The group, which also makes Gordon’s gin and Smirnoff vodka, said it was seeing a solid start to its new financial year with sales improvements across all regions as consumers spend more at bars and restaurants thanks to easing coronavirus restrictions.
It said trading across Europe is recovering ahead of its expectations, with the UK and many countries on the continent having opened up and leisure sectors bouncing back.
The firm said its North American business was performing strongly, but flagged supply chain constraints, while it said it was seeing costs rise globally partly due to the logistics woes.
But Diageo stressed it was “managing” the inflationary pressures.
Diageo, which is holding its annual general shareholding meeting on Thursday, also said it expects a boost to its operating profit margin as sales pick up and consumers switch to more premium brands.
Shares in the FTSE 100 listed group lifted nearly 3% in morning trade.
Ivan Menezes, chief executive of Diageo, said: “We have made a strong start to fiscal (year) 22, with organic net sales momentum across all regions.
“This reflects excellent execution, as we benefit from resilience in the off-trade and continued recovery in the on-trade.
“However, we expect near-term volatility to remain, including the potential impact of any future waves of Covid-19.”
The firm recently revealed underlying operating profits jumped by 18% to £3.7 billion in the year to June after net sales surged 16% to £12.7 billion.
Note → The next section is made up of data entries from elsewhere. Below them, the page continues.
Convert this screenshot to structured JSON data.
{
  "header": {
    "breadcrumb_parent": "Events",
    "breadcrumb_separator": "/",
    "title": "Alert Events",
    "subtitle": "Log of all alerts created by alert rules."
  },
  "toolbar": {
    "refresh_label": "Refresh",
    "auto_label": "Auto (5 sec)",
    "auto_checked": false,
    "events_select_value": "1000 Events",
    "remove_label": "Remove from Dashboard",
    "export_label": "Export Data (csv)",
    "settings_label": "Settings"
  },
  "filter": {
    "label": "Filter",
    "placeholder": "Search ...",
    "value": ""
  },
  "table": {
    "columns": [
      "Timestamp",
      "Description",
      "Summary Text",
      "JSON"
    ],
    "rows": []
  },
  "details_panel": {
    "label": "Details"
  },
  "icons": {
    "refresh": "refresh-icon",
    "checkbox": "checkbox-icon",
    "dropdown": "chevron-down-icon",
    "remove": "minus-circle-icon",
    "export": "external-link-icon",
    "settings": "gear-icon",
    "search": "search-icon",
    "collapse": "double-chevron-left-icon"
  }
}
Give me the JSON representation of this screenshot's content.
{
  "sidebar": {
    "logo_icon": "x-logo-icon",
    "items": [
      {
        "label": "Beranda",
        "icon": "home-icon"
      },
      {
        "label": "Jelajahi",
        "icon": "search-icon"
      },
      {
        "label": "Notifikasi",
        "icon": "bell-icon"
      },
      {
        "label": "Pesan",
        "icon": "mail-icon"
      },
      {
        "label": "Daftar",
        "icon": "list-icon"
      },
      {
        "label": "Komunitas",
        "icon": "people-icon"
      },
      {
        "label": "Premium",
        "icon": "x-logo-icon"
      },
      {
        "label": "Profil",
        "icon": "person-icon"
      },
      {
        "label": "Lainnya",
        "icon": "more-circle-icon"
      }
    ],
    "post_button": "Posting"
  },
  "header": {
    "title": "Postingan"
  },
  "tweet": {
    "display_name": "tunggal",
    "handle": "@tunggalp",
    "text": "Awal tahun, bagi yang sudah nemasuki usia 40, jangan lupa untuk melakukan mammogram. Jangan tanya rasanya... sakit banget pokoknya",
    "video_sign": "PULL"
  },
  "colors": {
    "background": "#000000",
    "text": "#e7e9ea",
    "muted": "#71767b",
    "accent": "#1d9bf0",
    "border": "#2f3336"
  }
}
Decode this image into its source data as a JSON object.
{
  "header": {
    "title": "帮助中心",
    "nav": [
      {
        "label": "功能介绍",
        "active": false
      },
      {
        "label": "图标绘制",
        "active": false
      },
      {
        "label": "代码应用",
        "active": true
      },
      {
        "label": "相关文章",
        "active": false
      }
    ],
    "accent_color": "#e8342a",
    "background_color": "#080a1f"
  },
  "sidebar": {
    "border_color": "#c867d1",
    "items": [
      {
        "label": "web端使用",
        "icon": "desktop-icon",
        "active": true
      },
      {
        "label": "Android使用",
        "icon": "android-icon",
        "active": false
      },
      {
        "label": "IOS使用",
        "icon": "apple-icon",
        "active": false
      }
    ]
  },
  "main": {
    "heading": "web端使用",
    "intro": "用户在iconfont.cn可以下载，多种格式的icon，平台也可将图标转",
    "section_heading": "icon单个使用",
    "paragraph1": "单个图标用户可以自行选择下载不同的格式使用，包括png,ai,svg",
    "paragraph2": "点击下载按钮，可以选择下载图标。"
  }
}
This came despite significant disruption over the year due to the pandemic withbars closing for large periods across many regions.
Diageo has seen its British business boosted by strong retail spirit sales as supermarket trade largely offset hospitality closures.
The figures in July showed its UK operation enjoyed 7% annual sales growth, with spirit sales up 16% as shoppers bought more scotch, Baileys, vodka and gin, with boosts from new product line such as Gordon’s Sicilian Lemon and Captain Morgan Tiki rum.
However, beer sales slumped by 16% due to the enforced hospitality closures in the UK.